Glass Skies (1958) + Valley of the Bees (1968)

Sklenená oblaka
Clouds of Glass

***½/****
directed by Frantisek Vlácil

Údolí vcel
***/****
starring Petr Cepek, Jan Kacer, Vera Galatíková, Zdenek Kryzánek
screenplay by Vladimír Körner and Frantisek Vlácil
directed by Frantisek Vlácil

by Travis Mackenzie Hoover I approach this review with trepidation. It’s hard to judge two films by a director when a) he’s completely unheard of in this country, and b) you’re shown different times and places in his career, but such is the issue of my having seen a short and a feature by Frantisek Vlácil in preparation for an upcoming Cinematheque Ontario retrospective. The lack of noted scholarship on the subject gives one no background to help understand him, and while one can relate him to his godfather status to the 1960s Czech New Wave, his smooth and chilly style relates little to the shaggy-dog feel of his cinematic descendants. So I must look over my shoulder and say that he’s a man of some talent, to be sure, but with some obvious ideas that weigh him down; while Vlácil’s good in a professional sense, he doesn’t know how to make images come alive with the same meaning as the narrative drive, giving his films a hard sheen that clamps down on sensuality. He’s more than a schlepper but less than a master, worth one look but hardly a second thought.

Ironically, the strongest film on this lopsided double-bill is a wordless 18-minute short from 1958 called Glass Skies (Sklenená oblaka, a.k.a. Clouds of Glass), which takes some potentially clichéd material and turns it into something mysterious and disturbing. There’s the usual dreamy child you can find in myriad art films by upstart directors, at once adorably cute and precocious beyond his years, and I feared the worst when his penchant for flying includes in a kindly old man who operates, as the “Glass Skies” of the title, a series of greenhouses.

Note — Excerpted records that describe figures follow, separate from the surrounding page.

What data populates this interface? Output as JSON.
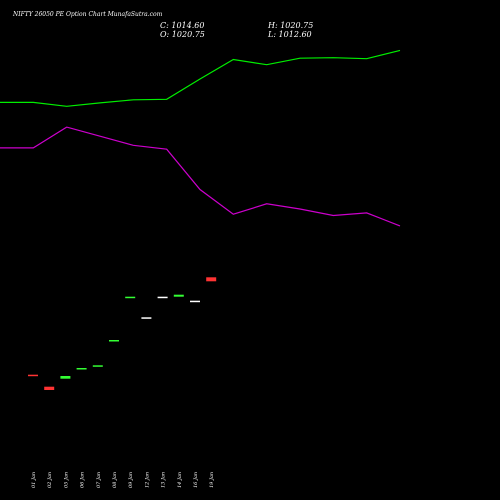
{
  "title": "NIFTY 26050  PE Option  Chart MunafaSutra.com",
  "ohlc": {
    "close": "C: 1014.60",
    "high": "H: 1020.75",
    "open": "O: 1020.75",
    "low": "L: 1012.60"
  },
  "colors": {
    "background": "#000000",
    "up": "#33ff33",
    "down": "#ff3333",
    "neutral": "#ffffff",
    "line_green": "#00ee00",
    "line_magenta": "#cc00cc"
  },
  "chart_data": {
    "type": "candlestick",
    "categories": [
      "01 Jan",
      "02 Jan",
      "05 Jan",
      "06 Jan",
      "07 Jan",
      "08 Jan",
      "09 Jan",
      "12 Jan",
      "13 Jan",
      "14 Jan",
      "16 Jan",
      "19 Jan"
    ],
    "candles": [
      {
        "o": 583,
        "c": 581,
        "dir": "down"
      },
      {
        "o": 565,
        "c": 560,
        "dir": "down"
      },
      {
        "o": 577,
        "c": 581,
        "dir": "up"
      },
      {
        "o": 592,
        "c": 593,
        "dir": "up"
      },
      {
        "o": 596,
        "c": 597,
        "dir": "up"
      },
      {
        "o": 633,
        "c": 635,
        "dir": "up"
      },
      {
        "o": 698,
        "c": 700,
        "dir": "up"
      },
      {
        "o": 669,
        "c": 669,
        "dir": "flat"
      },
      {
        "o": 700,
        "c": 700,
        "dir": "flat"
      },
      {
        "o": 700,
        "c": 703,
        "dir": "up"
      },
      {
        "o": 694,
        "c": 694,
        "dir": "flat"
      },
      {
        "o": 729,
        "c": 723,
        "dir": "down"
      }
    ],
    "line_series": [
      {
        "color": "green",
        "values": [
          0.76,
          0.76,
          0.745,
          0.758,
          0.77,
          0.772,
          0.85,
          0.925,
          0.905,
          0.93,
          0.932,
          0.928,
          0.96
        ]
      },
      {
        "color": "magenta",
        "values": [
          0.585,
          0.585,
          0.665,
          0.63,
          0.595,
          0.58,
          0.425,
          0.33,
          0.37,
          0.35,
          0.325,
          0.335,
          0.285
        ]
      }
    ],
    "ylim": [
      500,
      800
    ]
  }
}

But this is no cloying statement about the hope of the future meeting the wisdom of the past: when the boy smashes a window with a toy glider, it jolts the old man back to his days as a war flier and triggers a sequence of encounters with aircraft that is at once awestruck and terrified. The planes on offer allow you to fly, but they also have the capacity to kill, and as man and boy gaze upon planes on take-off they seem helpless even in their play. An IMDb review referred to the film as “heart-warming,” and maybe on the squeaky-clean surface it is, but underneath lie weird subtextual undertones that are hard to shake.

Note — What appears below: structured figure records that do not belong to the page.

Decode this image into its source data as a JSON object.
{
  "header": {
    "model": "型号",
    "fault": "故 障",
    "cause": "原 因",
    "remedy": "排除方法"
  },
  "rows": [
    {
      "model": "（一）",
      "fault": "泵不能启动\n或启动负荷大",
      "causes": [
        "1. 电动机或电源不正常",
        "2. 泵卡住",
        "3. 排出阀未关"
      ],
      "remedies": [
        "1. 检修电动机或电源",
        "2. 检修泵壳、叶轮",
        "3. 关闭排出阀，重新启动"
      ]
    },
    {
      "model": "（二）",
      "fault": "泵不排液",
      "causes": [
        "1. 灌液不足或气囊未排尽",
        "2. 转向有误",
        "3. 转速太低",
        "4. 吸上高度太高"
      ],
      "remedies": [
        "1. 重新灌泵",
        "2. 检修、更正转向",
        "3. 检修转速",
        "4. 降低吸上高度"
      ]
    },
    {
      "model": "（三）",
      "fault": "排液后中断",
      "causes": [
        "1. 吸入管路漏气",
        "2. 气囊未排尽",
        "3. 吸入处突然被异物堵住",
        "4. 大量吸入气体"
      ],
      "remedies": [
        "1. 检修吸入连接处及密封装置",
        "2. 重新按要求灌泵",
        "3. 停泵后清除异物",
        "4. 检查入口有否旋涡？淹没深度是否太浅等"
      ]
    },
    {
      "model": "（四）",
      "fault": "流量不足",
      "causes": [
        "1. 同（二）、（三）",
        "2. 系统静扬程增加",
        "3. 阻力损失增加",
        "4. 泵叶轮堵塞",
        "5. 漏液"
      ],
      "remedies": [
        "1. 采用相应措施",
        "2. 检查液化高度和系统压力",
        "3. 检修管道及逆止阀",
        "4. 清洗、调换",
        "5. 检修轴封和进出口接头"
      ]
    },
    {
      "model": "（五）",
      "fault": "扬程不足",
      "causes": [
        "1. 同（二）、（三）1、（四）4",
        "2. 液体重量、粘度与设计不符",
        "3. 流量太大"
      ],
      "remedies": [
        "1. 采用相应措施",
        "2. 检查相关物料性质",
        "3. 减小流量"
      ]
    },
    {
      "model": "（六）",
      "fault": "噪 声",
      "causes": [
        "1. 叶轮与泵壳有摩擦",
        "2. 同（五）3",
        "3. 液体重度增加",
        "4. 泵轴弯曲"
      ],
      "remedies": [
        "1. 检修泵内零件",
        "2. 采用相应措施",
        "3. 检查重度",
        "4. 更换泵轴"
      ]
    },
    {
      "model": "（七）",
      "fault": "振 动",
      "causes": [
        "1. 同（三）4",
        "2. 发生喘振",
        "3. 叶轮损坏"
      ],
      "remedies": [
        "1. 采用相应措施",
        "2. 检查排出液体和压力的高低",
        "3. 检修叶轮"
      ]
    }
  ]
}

After this unusual hors d’oeuvre, the main course needed to be even more spectacular, but it unfortunately wasn’t quite up to the task. Where Glass Skies shook you up enough to reconsider what you were watching, 1968’s Valley of the Bees (Údolí vcel) asks you to play along with the narrative; the result is far less suggestive or engrossing. The 13th-century story is fairly simple: after befouling his father’s re-marriage to a teenage bride with a gift of bats, young Ondrej is forced to enter a severe brotherhood of Teutonic knights. There he trades symmetries with his friend and opposite number, Armin, who believes the righteousness of the crusading cause and implores the unimpressed Ondrej to keep on the very straight and painful narrow of the Order. The back and forth is entirely predictable, spelled out in big didactic letters: all fundamentalism is bad, individual expression is good, and the ambiguities of the choices between total doubt and total belief are passed over without a word.

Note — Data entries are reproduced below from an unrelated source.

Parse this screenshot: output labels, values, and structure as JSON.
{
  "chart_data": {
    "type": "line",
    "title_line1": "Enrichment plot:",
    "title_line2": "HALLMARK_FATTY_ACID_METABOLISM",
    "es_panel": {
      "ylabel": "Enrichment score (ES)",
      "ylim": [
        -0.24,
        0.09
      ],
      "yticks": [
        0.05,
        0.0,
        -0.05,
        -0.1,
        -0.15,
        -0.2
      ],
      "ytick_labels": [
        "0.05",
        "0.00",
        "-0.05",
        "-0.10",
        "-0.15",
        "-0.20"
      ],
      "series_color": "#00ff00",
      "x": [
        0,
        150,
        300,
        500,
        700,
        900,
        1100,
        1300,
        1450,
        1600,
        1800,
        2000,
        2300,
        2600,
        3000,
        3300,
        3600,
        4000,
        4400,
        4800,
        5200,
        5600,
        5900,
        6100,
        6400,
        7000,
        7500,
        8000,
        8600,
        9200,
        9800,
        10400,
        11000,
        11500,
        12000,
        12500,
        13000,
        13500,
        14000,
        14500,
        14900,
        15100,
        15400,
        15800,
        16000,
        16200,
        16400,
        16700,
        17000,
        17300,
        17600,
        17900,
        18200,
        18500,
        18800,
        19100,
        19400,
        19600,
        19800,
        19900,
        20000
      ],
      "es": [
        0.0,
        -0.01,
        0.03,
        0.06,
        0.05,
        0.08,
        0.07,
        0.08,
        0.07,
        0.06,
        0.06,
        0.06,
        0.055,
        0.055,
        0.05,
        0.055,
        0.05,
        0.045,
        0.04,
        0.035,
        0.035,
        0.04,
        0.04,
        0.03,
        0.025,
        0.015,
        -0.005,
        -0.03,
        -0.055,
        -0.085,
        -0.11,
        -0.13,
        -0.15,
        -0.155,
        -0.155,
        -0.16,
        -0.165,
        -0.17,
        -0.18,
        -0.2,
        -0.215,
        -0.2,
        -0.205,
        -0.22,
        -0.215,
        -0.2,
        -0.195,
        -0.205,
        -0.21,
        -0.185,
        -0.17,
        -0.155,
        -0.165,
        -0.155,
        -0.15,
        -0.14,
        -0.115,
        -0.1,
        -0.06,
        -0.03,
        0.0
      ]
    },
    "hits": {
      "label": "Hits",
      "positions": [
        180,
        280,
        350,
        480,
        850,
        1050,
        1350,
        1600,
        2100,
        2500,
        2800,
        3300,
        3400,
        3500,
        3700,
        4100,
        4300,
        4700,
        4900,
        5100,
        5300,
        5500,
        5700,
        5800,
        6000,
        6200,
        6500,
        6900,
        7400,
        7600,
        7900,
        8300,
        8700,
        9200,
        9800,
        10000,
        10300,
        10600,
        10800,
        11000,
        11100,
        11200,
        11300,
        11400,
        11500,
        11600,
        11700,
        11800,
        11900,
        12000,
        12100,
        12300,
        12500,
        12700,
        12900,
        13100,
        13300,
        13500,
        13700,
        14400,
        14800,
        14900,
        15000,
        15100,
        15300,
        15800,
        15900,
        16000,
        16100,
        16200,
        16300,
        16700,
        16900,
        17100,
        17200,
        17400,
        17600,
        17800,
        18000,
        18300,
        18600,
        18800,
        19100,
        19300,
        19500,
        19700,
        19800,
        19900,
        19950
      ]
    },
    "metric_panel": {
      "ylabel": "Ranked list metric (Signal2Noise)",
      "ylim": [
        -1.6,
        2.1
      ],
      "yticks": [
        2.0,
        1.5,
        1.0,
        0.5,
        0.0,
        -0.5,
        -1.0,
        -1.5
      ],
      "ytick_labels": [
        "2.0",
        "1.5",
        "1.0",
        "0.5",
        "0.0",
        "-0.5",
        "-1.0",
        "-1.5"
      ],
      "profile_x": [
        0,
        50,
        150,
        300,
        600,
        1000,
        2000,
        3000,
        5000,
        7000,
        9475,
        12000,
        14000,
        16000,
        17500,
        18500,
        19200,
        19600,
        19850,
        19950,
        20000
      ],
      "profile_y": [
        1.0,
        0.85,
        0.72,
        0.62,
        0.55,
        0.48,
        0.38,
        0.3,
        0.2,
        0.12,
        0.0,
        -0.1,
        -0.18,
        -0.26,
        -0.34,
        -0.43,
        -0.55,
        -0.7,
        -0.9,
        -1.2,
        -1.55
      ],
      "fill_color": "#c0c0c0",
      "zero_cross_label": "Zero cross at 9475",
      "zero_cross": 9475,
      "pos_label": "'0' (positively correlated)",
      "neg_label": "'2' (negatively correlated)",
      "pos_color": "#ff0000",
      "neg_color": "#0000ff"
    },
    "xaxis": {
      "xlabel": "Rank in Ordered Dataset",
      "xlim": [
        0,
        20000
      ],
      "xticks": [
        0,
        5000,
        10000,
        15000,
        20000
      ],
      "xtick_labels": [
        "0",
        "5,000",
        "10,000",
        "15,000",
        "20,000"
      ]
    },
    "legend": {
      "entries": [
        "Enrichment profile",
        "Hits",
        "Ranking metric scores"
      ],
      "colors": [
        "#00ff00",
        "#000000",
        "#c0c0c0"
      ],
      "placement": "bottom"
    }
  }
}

The film cries out for more imagery to sell its intellectual deal, but as the exposition flies thick and heavy the pictures never come–we are dragged down the narrative road when we ought to be made to find our own way. This doesn’t mean that there aren’t compensatory visual pleasures. While there isn’t much along the lines of imagery on hand, there is a certain chilly satisfaction to be had from its design and cinematography, all of which have a certain hands-off nature. The director’s admitted love of “Buñuel, Bergman and Bresson” shines through in this sense, as all three have a confrontational stance about one’s place in the universe and each is notoriously uninterested in rapid montage.

Here, the crisp black-and-white images make us feel the cold snap in the air that is indistinguishable from the knights’ total suppression of desire, the monochrome imposing an austerity that Bresson himself would admire–reminding us, if nothing else, that Valley of the Bees would make a great double bill with Lancelot du lac. The austerity also makes sure that the film doesn’t descend into histrionics, which is astounding when you consider that two scenes are devoted to people being attacked by wild dogs. There’s certainly much to admire, at least, and the general level of craftsmanship is high, meaning that whatever else can be said against it, it’s the work of people going the limit.

But as I watched Valley of the Bees, I found myself wishing to be watching a feature-length Glass Skies, which understood what it was up to less and thus made you think and feel about it more. If my unfamiliarity with Vlácil has coloured my judgment, I apologize, but it seems to me that the discovery of this director comes with it a discovery of the disparate nature of works out of context–which can only be satisfied with more curiosity. Valley may not succeed in being the meal we desire, but I can say that Skies whetted my appetite for more.